This Week in Concord History

March 5, 1740: After years of disputes over Massachusetts claims on New Hampshire, King George II approves the boundary between the two colonies. The decision increases New Hampshire’s size by 3,500 square miles and costs Massachusetts 28 chartered towns, including Suncook, Bow, Concord, Penacook, Webster, Salisbury, Dunbarton, Weare, Hopkinton, Warner and Bradford.

March 6, 1991: With five seconds left in the state Class I semifinal basketball game, which is tied at 74, Merrimack Valley’s Scott Drapeau miraculously reaches around a Stevens High player to tip in a missed free throw. The MV win sets up a rematch with rival Pembroke Academy and a final showdown between Drapeau and Matt Alosa, two of the biggest basketball stars in area history. Alosa’s Spartans will win the title.

March 6, 2001: A true blizzard sends New Hampshire residents to check the record books. The official tally in Concord is 18.1 inches. That’s a lot for one storm, but it’s considerably short of the 28 inches that fell in December 1969. Other parts of the state (Nottingham is tops with 40 inches) get hit harder.

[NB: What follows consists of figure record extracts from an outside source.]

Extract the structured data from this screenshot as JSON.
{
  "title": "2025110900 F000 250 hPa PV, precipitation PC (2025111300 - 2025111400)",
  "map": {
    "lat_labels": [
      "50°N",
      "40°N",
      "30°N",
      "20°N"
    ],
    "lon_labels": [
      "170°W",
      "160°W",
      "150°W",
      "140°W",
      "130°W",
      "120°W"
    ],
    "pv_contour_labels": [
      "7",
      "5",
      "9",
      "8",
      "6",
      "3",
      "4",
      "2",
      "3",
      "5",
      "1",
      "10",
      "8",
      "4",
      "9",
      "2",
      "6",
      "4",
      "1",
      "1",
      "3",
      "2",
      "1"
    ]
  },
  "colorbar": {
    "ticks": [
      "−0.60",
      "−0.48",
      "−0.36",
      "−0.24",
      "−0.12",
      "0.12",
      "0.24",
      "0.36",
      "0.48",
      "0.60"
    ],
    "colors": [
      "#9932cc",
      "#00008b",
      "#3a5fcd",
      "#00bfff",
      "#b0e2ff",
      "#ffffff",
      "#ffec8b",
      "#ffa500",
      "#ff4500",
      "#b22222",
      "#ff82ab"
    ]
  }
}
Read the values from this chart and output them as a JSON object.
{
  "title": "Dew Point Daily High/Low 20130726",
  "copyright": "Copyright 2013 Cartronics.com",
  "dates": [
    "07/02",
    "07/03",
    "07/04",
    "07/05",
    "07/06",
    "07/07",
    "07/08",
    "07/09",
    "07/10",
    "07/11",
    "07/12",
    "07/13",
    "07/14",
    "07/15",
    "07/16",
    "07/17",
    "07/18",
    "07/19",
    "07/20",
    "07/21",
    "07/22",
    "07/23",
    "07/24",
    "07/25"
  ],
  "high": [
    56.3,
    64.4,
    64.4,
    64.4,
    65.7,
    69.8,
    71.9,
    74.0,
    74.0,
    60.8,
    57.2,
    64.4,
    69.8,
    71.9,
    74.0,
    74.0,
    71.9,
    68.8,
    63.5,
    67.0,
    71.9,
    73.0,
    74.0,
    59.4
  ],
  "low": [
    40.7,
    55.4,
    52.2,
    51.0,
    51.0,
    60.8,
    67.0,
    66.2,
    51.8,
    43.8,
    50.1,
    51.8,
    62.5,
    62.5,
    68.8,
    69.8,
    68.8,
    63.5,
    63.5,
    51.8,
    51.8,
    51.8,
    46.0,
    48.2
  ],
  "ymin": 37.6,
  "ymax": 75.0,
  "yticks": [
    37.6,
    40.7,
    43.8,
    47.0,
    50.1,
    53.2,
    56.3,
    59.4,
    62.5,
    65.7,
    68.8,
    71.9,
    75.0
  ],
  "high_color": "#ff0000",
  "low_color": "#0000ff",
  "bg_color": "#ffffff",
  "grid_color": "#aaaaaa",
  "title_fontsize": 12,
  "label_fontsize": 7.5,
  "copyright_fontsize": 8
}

March 7, 1780: Concord town meeting voters elect a prosecutor to find out who “pulled down the house of Andrew Stone, and see what provision they will make for the support of his wife.” Stone was a soldier from Concord in the Continental Army. Apparently in his absence, a town history reports, “one of Stone’s daughters did not behave so well as the neighbors thought a faire and chaste maiden should do and they undertook to correct her manners by pulling the house down. Whether the girl behaved any better afterwards, tradition saith not.”

March 7, 1798: Crowds converge on Concord, which has grown to 2,000 inhabitants, to celebrate the ordination of the Rev. Asa McFarland, third minister of the village’s Congregational Church. The church is state-sanctioned and tax-supported. Accepting the call, the 28-year-old McFarland tells townspeople he has prayed that God will make him “an instrument to promote your spiritual happiness.” A grand ball at Stickney’s Tavern, on Main Street just up from the ferry crossing, celebrates the event.

March 7, 1825: A team of horses crossing the frozen Merrimack in Concord falls through the ice.

March 8, 1973: Gov. Mel Thomson makes a surprise visit to the state hospital kitchen and declares that the patients are being fed “poorly and revoltingly.” He orders samples of the food to be brought to the State House to be viewed by legislators and reporters.

March 8, 1987: Ray Barham’s first column appears in the Concord Monitor. Barham is serving life without parole at New Hampshire State Prison for a 1981 murder.

March 8, 2001: Carolyn Bradley, principal of Concord’s Rundlett Middle School, announces she will resign at the end of the school year. Bradley has earned praise for her work in Concord and elsewhere in the state, but some will most remember her collection of eyeglasses: 13 pairs, a shade to match every suit.

March 9, 1812: Town meeting voters in Concord declare “that no swine be allowed to run at large on the road from Concord bridge to Boscawen bridge under a penalty to the owner of 25 cents for each offense.”

March 9, 1943: A winter for the ages continues as the temperature in Concord falls to 16 below zero. Just three weeks earlier, the city suffered through its coldest day ever recorded, when the mercury fell to 37 below.

March 10, 1853: The town of Concord holds its last town meeting – and then votes to become a city by a vote of 828-559.

March 10, 1978: The Executive Council approves 32-year-old Tom Rath of Concord to succeed David Souter as attorney general. Souter, 38, who held the job for seven years, is approved as a superior court judge. Gov. Meldrim Thomson Jr. made the nominations. Rath’s salary will be $33,500 a year.

March 10, 2000: A 7-year-old boy crossing Loudon Road on his way to Concord’s Dame School is struck by a pickup truck and seriously injured. The accident inspires residents of the Heights to press city officials for better traffic signals and more clearly marked crosswalks.

March 11, 1734: Its right to self-government recognized seven years after the first white settlers arrive, Rumford in Essex County, Mass., convenes its first town meeting at 2 p.m. In time the town will be known as Concord, N.H.

March 11, 2000: After 15 months of negotiations, the Concord teachers’ union and school board have a tentative agreement on a new contract, the Monitor reports.